36 (An omer is one-tenth of an ephah.)
New International Version (NIV)Holy Bible, New International Version®, NIV® Copyright ©1973, 1978, 1984, 2011 by Biblica, Inc.® Used by permission. All rights reserved worldwide.
‘Our Father in heaven, hallowed be your name, your kingdom come, your will be done, on earth as it is in heaven. Give us today day our daily bread.’1
God is the chief actor throughout this passage. First, God hears (vs 9–12). Having heard the anguished cry of Israel while oppressed in Egypt,2 God was not deaf to their cries in the wilderness. Their moaning must have tested his patience, but graciously he not only listens but does something about it. How true it is that ‘The righteous cry out, and the Lord hears them; he delivers them from all their troubles’.3 Second, God provides. Their great need was for daily food: God immediately supernaturally provided for them (vs 13–18). The evening menu consisted of quail and the morning menu of manna, a sweet, flaky, wafer-like substance, usually referred to as bread, with which they were unfamiliar. Two things are highlighted in verse 12: that God’s provision was sufficient (‘filled’) and that it gave them reassurance of God’s presence among them. It all seemed straightforward, except that God laid down some regulations as to when and how much was to be collected. Not only did those rules witness to God’s concern that all should be fed sufficiently and greed restrained, but by them it showed that God tests his people (vs 19–30). Did they trust him? Would they obey him, especially at the end of the week? When they tried to outwit God, they quickly learned that there was no benefit in disobedience.

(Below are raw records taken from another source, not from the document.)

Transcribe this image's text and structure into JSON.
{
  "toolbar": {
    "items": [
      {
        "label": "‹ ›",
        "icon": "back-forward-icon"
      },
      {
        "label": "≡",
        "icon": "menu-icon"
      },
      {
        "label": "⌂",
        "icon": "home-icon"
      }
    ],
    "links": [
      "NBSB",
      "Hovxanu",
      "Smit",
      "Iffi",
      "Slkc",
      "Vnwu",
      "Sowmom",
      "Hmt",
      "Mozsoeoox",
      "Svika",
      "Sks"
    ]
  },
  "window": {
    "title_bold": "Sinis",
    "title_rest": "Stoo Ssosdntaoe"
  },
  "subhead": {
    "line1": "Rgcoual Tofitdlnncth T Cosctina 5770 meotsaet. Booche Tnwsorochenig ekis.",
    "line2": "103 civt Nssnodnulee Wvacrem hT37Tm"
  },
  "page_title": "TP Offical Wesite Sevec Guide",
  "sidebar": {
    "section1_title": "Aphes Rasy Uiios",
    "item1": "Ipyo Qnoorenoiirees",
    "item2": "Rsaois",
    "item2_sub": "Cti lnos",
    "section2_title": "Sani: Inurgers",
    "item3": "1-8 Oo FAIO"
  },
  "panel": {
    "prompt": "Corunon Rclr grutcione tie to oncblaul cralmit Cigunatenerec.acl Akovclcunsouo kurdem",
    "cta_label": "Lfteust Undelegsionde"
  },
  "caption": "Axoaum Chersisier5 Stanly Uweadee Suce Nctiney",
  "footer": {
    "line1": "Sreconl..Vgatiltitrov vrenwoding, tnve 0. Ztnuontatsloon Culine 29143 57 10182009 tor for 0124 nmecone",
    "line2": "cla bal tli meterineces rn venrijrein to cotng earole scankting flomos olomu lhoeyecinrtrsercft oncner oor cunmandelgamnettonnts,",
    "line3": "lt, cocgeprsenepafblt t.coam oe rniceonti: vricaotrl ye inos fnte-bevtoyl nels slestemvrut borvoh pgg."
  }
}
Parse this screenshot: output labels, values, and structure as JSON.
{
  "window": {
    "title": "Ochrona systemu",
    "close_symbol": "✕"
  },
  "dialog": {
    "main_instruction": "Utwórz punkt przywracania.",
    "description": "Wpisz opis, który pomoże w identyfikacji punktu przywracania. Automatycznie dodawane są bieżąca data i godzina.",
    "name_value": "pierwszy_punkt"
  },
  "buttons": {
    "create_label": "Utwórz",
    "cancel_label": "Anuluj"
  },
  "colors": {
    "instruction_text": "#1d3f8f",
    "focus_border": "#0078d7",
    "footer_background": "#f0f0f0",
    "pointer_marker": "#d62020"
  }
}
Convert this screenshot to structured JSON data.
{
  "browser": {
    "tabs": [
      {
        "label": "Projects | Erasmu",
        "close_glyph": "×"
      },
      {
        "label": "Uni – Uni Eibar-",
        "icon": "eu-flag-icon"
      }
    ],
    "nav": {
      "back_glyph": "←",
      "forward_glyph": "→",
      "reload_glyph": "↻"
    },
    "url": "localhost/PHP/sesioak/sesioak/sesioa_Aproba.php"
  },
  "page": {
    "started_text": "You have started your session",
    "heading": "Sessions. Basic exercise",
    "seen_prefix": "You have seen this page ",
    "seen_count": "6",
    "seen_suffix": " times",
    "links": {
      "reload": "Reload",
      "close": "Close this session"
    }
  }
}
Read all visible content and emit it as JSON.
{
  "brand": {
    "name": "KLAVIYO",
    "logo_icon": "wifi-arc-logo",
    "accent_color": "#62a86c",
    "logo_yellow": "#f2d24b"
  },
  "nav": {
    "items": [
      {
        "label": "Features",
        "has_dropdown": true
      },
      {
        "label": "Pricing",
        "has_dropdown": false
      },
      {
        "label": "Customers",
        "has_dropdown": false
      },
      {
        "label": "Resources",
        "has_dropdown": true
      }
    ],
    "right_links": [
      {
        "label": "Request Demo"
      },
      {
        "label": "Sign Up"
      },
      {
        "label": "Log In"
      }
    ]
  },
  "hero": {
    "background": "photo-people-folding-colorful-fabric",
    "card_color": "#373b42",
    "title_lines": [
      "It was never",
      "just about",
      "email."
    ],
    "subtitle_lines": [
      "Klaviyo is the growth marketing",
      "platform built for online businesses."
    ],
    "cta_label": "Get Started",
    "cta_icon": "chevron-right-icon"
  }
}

Finally, looking to the future, God commands that they should preserve some manna in the Ark of the Covenant (vs 31–36) as a witness to ‘the generations to come’ (v 32) that God delivered Israel from Egypt and miraculously looked after them with desert rations for forty years. Behind the simple request of the Lord’s prayer for daily bread lies, in part, the deep spiritual lessons of manna and quail, raining down in the wilderness.
How does this passage apply to us, in a world where many are overfed and, equally, many suffer from hunger and famine?
How patient You are Lord. I must surely test Your patience. I thank You that Your mercies are new every morning. That turns my despair into hope.